Talked about at Build 2018, if we are lucky we might get UWP Windowing V2 before Build 2021....seems like another major API improvement was pushed back significantly which is very unfortunate.

(See this talk from Build 2018, starting at 37:40 - When can I....)

Also pinging @rkarman (who might still be working on the future of windowing in Windows) to share an updated roadmap with us if possible.

Edit: Adding @clarkezone as well.

clarkezone commented 4 years ago

Sorry for the delay in replying. AppWindow remains the forward looking strategy as witnessed by the fact it’s the primary way native windowing works on 10X but we are certainly behind where we wanted to be advancing it beyond v1 since the 10X project has taken all our dev cycles. We will hopefully have an update to share in the build timeframe.

Felix-Dev commented 4 years ago

@clarkezone Thanks for the reply. Yeah, would be nice if you guys will be able to share an updated roadmap about AppWindow in a few months then with us.

lukeblevins commented 4 years ago

@clarkezone That's certainly understandable, and it's always delighting to hear those little tidbits about 10X. It sounds like a massive undertaking that all of the greatest Microsoft engineers are working on. (like yourself) You can bet I'm counting down the days until the availability of the 10X emulator!

No rush at all, because I think we all appreciate the development effort going into these new top level WinUI components.

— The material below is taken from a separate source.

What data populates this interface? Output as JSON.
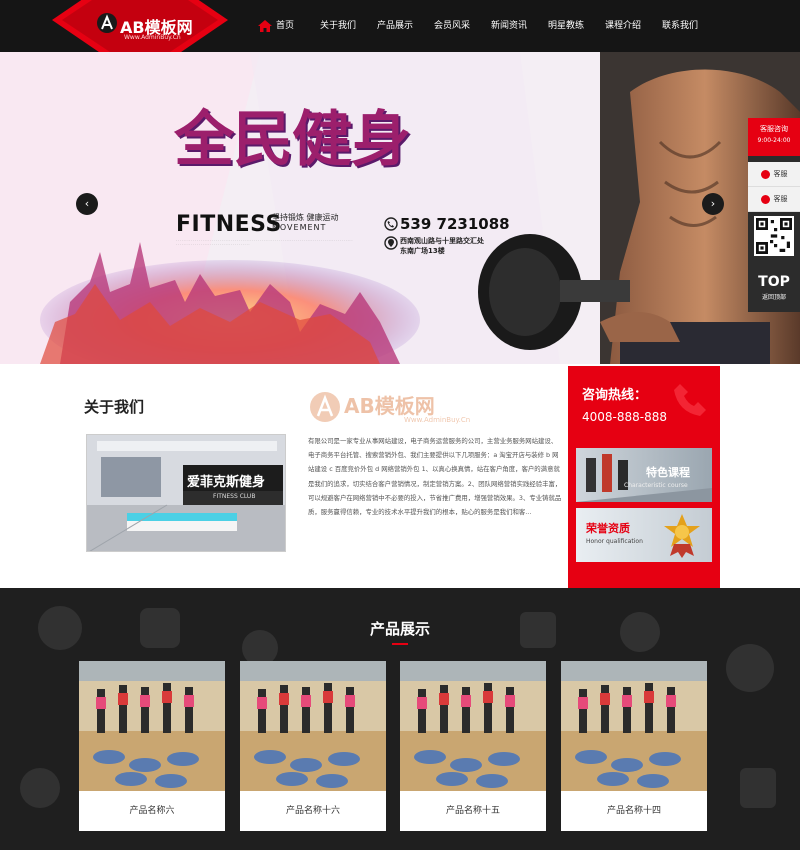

lhak commented 4 years ago

The issue is that the AppWindow implementation has been left incomplete for a long time while the alternative (using multiple ApplicationViews) is basically broken (see bug #802).

Gavin-Williams commented 4 years ago

There are many problems with the application/window model on Windows, different frameworks and languages have different API's and behavior. Features are missing in one or the other. This stuff is way overdue. Some serious issues have existed from the start of UWP. Don't think it's just one thing or another. There are many issues that all need to be fixed.

ryandemopoulos commented 4 years ago

Note: During our last community call, Miguel Ramos mentioned that he's working on a Windowing spec for WinUI that will introduce proper types/concepts for application & window objects. The spec should be made public soon; he showed off parts of it on the call.